知床観光2日目は、前日周れなかった定番の観光スポットを巡ることにした。これにはレンタサイクルやレンタルバイク、バスなどが考えられるが、効率良く周ろうと思うと、サイクリングは相当ハードだし、通常のバスは本数が少なく不便だし、バイクも砂利道での苦戦が予想される。そこで定期観光バスを利用することとし、十数名の方とともにまず知床峠に向かった。
バスガイドのおばさんが「天候が悪いと知床がしれ~とこ(白い所)になっ てしまいます」などとベタなダジャレを連発するのはいただけなかったが、道中の話はなかなか勉強になる。そして峠ではまたしても国後島が霧で見えなかったが、近くの羅臼岳ははっきり見え、多くの人が写真を撮っていた。

羅臼岳

知床大橋
その後、自然センターの辺りまで引き返すと、今度は北に向かい、しばらくして細く曲がりくねった砂利道を延々と進み、やがて一般人が入り込める最果ての地・知床大橋に来訪した。
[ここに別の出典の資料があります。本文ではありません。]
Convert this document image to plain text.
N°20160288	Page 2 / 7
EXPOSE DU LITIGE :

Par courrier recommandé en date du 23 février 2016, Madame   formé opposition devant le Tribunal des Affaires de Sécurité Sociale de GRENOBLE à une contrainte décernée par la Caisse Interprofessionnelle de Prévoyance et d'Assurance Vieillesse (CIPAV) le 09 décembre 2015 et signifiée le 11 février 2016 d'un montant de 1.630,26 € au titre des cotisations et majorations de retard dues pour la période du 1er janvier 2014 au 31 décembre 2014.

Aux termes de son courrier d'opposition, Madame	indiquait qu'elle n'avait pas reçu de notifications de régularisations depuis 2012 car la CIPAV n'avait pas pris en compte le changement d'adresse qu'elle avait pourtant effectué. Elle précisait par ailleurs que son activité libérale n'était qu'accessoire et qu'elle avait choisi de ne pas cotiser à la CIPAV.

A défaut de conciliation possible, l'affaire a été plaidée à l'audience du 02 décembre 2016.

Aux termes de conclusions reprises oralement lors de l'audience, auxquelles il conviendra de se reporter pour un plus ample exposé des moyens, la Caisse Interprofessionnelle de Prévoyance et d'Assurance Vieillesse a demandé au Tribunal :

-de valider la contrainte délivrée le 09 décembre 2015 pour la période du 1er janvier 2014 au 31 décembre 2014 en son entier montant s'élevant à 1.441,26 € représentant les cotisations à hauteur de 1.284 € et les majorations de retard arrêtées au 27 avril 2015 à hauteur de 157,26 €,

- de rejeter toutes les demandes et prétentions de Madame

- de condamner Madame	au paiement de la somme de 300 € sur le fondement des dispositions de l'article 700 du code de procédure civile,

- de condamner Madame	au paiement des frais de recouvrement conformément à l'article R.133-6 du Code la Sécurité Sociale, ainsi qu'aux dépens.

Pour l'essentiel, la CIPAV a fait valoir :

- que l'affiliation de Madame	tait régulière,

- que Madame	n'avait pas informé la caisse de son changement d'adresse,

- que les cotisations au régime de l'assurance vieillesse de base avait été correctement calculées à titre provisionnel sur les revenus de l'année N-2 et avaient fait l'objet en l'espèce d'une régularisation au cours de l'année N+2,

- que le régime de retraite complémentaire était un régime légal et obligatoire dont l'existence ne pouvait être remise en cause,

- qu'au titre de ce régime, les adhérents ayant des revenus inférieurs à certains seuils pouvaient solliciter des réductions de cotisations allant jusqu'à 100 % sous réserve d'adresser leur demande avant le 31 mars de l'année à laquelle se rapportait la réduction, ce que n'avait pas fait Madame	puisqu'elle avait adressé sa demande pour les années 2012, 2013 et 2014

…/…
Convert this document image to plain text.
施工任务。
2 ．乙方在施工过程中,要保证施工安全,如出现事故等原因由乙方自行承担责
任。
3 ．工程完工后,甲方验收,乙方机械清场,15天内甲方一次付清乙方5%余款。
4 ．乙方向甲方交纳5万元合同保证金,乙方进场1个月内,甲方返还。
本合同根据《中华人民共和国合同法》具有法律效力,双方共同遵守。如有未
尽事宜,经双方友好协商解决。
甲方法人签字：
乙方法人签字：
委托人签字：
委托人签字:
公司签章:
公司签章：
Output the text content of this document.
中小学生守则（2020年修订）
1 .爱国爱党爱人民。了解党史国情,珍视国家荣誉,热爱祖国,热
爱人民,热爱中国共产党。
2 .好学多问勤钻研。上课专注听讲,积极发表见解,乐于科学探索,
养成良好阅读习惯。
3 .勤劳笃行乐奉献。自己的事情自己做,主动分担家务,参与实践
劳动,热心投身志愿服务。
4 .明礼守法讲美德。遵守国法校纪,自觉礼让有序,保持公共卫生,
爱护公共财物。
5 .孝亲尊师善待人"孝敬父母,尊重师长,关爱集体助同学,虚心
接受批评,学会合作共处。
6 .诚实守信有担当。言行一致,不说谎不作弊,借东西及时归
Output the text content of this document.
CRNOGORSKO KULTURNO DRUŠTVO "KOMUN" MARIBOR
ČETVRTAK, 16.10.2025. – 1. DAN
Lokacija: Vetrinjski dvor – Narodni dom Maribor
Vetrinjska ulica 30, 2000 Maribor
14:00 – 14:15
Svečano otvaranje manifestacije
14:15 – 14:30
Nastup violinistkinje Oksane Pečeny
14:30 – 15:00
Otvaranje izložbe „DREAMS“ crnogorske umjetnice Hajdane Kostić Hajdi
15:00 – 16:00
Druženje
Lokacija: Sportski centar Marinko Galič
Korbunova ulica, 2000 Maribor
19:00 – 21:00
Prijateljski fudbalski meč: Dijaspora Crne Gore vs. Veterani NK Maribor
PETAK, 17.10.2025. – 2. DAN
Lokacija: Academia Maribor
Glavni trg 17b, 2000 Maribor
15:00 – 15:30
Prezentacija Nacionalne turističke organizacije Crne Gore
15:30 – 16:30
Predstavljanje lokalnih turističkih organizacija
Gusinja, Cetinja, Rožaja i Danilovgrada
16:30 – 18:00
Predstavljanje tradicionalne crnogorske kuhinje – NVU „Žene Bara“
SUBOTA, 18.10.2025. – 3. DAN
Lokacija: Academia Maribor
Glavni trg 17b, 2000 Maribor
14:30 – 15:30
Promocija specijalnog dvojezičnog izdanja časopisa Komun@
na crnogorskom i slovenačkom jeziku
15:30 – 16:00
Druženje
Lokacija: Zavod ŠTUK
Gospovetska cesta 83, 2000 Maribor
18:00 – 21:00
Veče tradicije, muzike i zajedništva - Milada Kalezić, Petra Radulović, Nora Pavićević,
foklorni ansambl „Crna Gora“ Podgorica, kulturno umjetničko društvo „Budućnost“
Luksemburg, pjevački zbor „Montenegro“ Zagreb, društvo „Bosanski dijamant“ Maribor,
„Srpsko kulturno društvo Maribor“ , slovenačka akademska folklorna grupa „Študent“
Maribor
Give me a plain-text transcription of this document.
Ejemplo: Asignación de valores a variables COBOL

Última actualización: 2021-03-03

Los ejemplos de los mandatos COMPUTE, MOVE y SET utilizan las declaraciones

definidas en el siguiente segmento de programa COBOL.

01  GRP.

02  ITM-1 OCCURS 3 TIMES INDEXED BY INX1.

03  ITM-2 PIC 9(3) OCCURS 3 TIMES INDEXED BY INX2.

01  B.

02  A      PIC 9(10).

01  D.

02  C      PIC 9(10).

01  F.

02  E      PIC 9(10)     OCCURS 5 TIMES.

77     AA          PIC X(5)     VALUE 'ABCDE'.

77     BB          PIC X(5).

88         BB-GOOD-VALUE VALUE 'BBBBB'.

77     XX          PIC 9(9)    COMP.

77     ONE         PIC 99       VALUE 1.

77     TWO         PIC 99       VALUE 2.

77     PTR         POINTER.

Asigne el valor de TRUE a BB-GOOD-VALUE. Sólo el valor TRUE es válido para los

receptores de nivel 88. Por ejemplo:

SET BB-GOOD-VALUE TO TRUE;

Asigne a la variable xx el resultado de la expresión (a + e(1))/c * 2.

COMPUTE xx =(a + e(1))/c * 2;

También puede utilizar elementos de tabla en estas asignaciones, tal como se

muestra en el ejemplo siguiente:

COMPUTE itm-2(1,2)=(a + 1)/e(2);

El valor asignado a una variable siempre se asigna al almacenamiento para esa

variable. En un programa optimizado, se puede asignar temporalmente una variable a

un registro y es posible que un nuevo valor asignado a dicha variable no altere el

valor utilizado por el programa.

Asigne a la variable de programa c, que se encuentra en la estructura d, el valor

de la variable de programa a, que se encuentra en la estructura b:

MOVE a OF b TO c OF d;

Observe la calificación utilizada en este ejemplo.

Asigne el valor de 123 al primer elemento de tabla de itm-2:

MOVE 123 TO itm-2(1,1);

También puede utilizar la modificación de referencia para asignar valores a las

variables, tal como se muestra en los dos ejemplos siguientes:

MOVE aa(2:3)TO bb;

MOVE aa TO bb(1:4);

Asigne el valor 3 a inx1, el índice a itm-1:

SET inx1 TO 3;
そしてしばしの休憩の後、1kmほどバックしてやって来たのが、知床の名物とも言うべきカムイワッカ湯の滝である。
カムイワッカ湯の滝では、硫黄山から流れ出る高温の湯の川が滝壷にたまり、冷たい沢水と混ざり合って丁度良い湯加減の露天風呂になっている。入口から滝壷までは沢を20~30分登らなければならないが、それが逆に人気を呼んでいるような気もする。ここでは1時間あまりの時間が確保されていたので、私も昨日買っておいた滑り止め付の特製靴下を履き、ズボンをめくって挑戦した。
入口からしばらくは傾斜も緩やかで、水温も少し温かくなっていて気持ち良い。体力に自信がなくとも、ここだけでも十分楽しむことは可能である。だが、さらに進むと少しずつ急な岩場や深い箇所も現われ、川床は綺麗で思いのほか滑らないが、ハードな川登りとなってくる。結局20分ほどで下段の滝壷に到着したが、これでは飽き足らず、さらに上を目指すことにした。
ここから先は本当に急な岩場となり、熱湯が流れる崖もあり相当熱くて危険だが、 中段の滝壷を越え、ついに上段にたどり着いた。思ったより人はいたものの、せっかくなので私もこの天然の露天風呂に浸かり、汗を流した。が、帰りの方が道は危険なので、再び汗をかくことになったのは誤算であった。

カムイワッカの湯 (上段の滝壷)

カムイワッカの湯 (下段の滝壷)
帰還後、一行はこれまた定番の知床五湖に向かった。途中鹿や狐に遭遇するシーンもありながら、舗装路に戻ってしばらく経つと、観光バスなどが大挙押し寄せる五湖駐車場に到着。ヒグマが生息する地帯に似つかわしくないと思いつつも、ここで1時間の猶予があったので、遊歩道の中に入っていった。
が、この頃から雲行きがかなり怪しくなっており、一湖に着く頃にはにわか雨が降り始め、知床連山も裾しか姿を見せなくなってしまった。特に最大の面積を有する二湖は、天候が良ければ相当美しいらしいので、残念で仕方なかった。

知床五湖・一湖

有名な二湖
それでも三湖や四湖のように、原生林に囲まれた静寂の景観は、私がお気に入りの上高地に勝るとも劣らない美しさであった。途中「ガサガサッ」という音でヒグマへの恐怖を覚えたものの、結局五湖も周り、最後は最近できた展望台にも寄ってしまった。

静寂の三湖

鏡のような四湖

一番小さな五湖
知床五湖からの帰路では、途中岩尾別というところを通るが、ここが有名な 「100平方メートル運動」の行なわれている地域である。ここはかつて開墾を試みながらも、過酷な自然条件に勝てず、離農していった跡地で、現在は全国の方からの寄金をもとに買い取られ、小さな苗木が育ちつつある。原生林に比べるとまだまだではあるが、この運動が永続することを願って止まない。
ウトロに帰ると斜里行のバスが待機していたが、せっかく来たのだから反対側の羅臼にも行ってみたら、とのアドバイス(昨日クルーザーで同席した人より)を思い出し、東側の拠点、「魚の城下町」羅臼に向かうことにした。
ウトロ-羅臼間は1日2便しか運行されていないが、ちょうどタイミング良く最終便が出るところだったので乗車。観光用バスに乗客3名は贅沢だったが、峠を越えると霧が発生していて、景色は台なしであった。そして到着後は宿探しとなったが、あまり見当たらなかったので、海に向かって進んだ先にあるホテルに泊まることにした。(1万円弱と少々高かったが、近くに店も海もあり、夕食には毛蟹やホタテ、ホッケなどのご馳走が出たので、そんなに悪い気はしなかった)。